2.1. Il motivo è infondato.

Rinviando a quanto si è detto in precedenza con riferimento all’omessa acquisizione d’informazioni in ordine al rispetto della libertà di religione nel Mali, si osserva, relativamente alla protezione umanitaria, che il decreto impugnato non ne ha affatto ricollegato il diniego al mero rigetto delle domande di riconoscimento dello status di rifugiato e della protezione sussidiaria, ma si è correttamente attenuto al principio, più volte ribadito da questa Corte, secondo cui l’applicazione di tale misura, avente carattere atipico e residuale, richiede una valutazione comparativa da condursi caso per caso, attraverso il raffronto tra la vita privata e familiare del richiedente in Italia e la situazione soggettiva ed oggettiva in cui si trovava nel Paese d’origine, al fine di verificare se il rimpatrio possa determinare la privazione della titolarità e dell’esercizio dei diritti umani, al di sotto del nucleo ineliminabile costitutivo dello statuto della dignità personale (cfr. Cass., Sez. Un. 13/11/2019, n. 29459; Cass., Sez. I, 30/03/2020, n. 7599; 23/02/2018, n. 4455). Il Tribunale ha infatti attribuito opportunamente rilievo a circostanze oggettive, anzichè alle mere aspirazioni del richiedente, evidenziando l’assenza di elementi sufficienti a comprovare da un lato il raggiungimento di una stabile integrazione sociale e lavorativa del ricorrente in Italia e dall’altro la precarietà del regime di vita da lui condotto in patria, e pervenendo in tal modo all’esclusione della configurabilità della situazione di vulnerabilità richiesta per l’applicazione della misura di protezione.

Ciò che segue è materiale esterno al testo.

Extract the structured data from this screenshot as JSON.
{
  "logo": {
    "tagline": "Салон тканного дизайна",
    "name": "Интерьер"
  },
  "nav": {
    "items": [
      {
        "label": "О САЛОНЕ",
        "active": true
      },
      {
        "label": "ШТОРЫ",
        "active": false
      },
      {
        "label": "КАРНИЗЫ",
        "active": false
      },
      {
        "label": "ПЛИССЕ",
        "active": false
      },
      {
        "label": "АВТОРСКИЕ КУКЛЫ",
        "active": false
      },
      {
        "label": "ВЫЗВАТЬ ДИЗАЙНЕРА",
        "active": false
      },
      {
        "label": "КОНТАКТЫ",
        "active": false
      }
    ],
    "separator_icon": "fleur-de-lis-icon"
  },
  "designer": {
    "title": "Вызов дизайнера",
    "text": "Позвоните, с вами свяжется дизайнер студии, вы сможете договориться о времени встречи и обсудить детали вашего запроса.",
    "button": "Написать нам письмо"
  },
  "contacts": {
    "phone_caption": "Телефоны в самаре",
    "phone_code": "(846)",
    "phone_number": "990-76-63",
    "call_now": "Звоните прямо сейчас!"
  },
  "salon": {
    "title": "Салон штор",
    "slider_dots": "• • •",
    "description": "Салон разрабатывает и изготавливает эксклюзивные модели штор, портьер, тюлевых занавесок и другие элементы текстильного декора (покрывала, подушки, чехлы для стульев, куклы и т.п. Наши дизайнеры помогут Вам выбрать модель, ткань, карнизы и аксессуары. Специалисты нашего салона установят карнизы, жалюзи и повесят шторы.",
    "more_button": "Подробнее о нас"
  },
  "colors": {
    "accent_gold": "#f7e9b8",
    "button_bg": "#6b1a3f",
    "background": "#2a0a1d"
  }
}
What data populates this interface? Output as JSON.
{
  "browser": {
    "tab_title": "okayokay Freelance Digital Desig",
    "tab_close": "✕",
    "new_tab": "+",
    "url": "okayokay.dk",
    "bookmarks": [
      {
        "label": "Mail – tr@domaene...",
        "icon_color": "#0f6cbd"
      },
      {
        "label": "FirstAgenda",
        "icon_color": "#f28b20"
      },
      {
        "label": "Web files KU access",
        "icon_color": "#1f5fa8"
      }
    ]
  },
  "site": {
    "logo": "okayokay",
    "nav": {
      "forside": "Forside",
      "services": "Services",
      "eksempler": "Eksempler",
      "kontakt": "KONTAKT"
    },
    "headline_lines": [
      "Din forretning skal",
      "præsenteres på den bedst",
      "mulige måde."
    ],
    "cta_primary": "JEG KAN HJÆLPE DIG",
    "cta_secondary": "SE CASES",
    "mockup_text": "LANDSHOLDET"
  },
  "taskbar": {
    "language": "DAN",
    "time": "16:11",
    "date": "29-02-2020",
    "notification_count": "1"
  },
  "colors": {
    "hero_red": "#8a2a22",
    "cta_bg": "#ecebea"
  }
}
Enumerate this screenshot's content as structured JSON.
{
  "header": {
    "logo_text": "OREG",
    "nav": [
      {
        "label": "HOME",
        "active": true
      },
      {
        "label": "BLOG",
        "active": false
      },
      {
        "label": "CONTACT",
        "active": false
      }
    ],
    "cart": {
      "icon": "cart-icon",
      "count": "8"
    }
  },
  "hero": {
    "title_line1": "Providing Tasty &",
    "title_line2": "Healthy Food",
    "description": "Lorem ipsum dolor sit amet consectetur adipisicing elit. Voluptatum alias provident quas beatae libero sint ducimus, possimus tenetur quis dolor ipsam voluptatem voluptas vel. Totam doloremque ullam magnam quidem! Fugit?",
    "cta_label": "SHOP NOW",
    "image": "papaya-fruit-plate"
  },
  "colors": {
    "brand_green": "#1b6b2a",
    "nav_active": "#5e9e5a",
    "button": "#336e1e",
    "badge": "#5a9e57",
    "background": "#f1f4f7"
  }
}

Non possono infine trovare ingresso, in questa sede, le censure riguardanti la revoca dell’ammissione al patrocinio a spese dello Stato, trattandosi di una statuizione che, anche se adottata con il provvedimento che ha definito il giudizio di merito, anzichè con separato decreto, come prescritto dal D.P.R. 30 maggio 2002, n. 115, art. 136, non comporta mutamenti nel regime impugnatorio, che resta quello, ordinario e generale, dell’opposizione prevista dall’art. 170 del medesimo decreto (cfr. Cass., Sez. I, 11/12/2018, n. 32028; Cass., Sez. III, 8/02/2018, n. 3028; Cass., Sez. II, 6/12/ 2017, n. 29228).

3. Il ricorso va pertanto rigettato, senza che occorra provvedere al regolamento delle spese processuali, avuto riguardo alla mancata costituzione dell’intimato.

Essendo stato il ricorrente ammesso al patrocinio a spese dello Stato, con conseguente prenotazione a debito delle spese processuali, non ricorrono, allo stato, i presupposti per il versamento dell’ulteriore importo a titolo di contributo unificato pari a quello dovuto per il ricorso, ai sensi del D.P.R. 30 maggio 2002, n. 115, art. 13, comma 1-quater, introdotto dalla L. 24 dicembre 2012, n. 228, art. 1, comma 17 (cfr. Cass., Sez. VI, 22/ 03/2017, n. 7368; 2/09/2014, n. 18523).

PQM

rigetta il ricorso.

Ai sensi del D.P.R. 30 maggio 2002, n. 115, art. 13, comma 1-quater, inserito dalla L. 24 dicembre 2012, n. 228, art. 1, comma 17, dà atto dell’insussistenza, allo stato, dei presupposti processuali per il versamento, da parte del ricorrente, dell’ulteriore importo a titolo di contributo unificato pari a quello previsto per il ricorso dal comma 1-bis dello stesso art. 13, sempre che l’ammissione al patrocinio a spese dello Stato non risulti revocata dal giudice competente.

Così deciso in Roma, il 1 luglio 2020.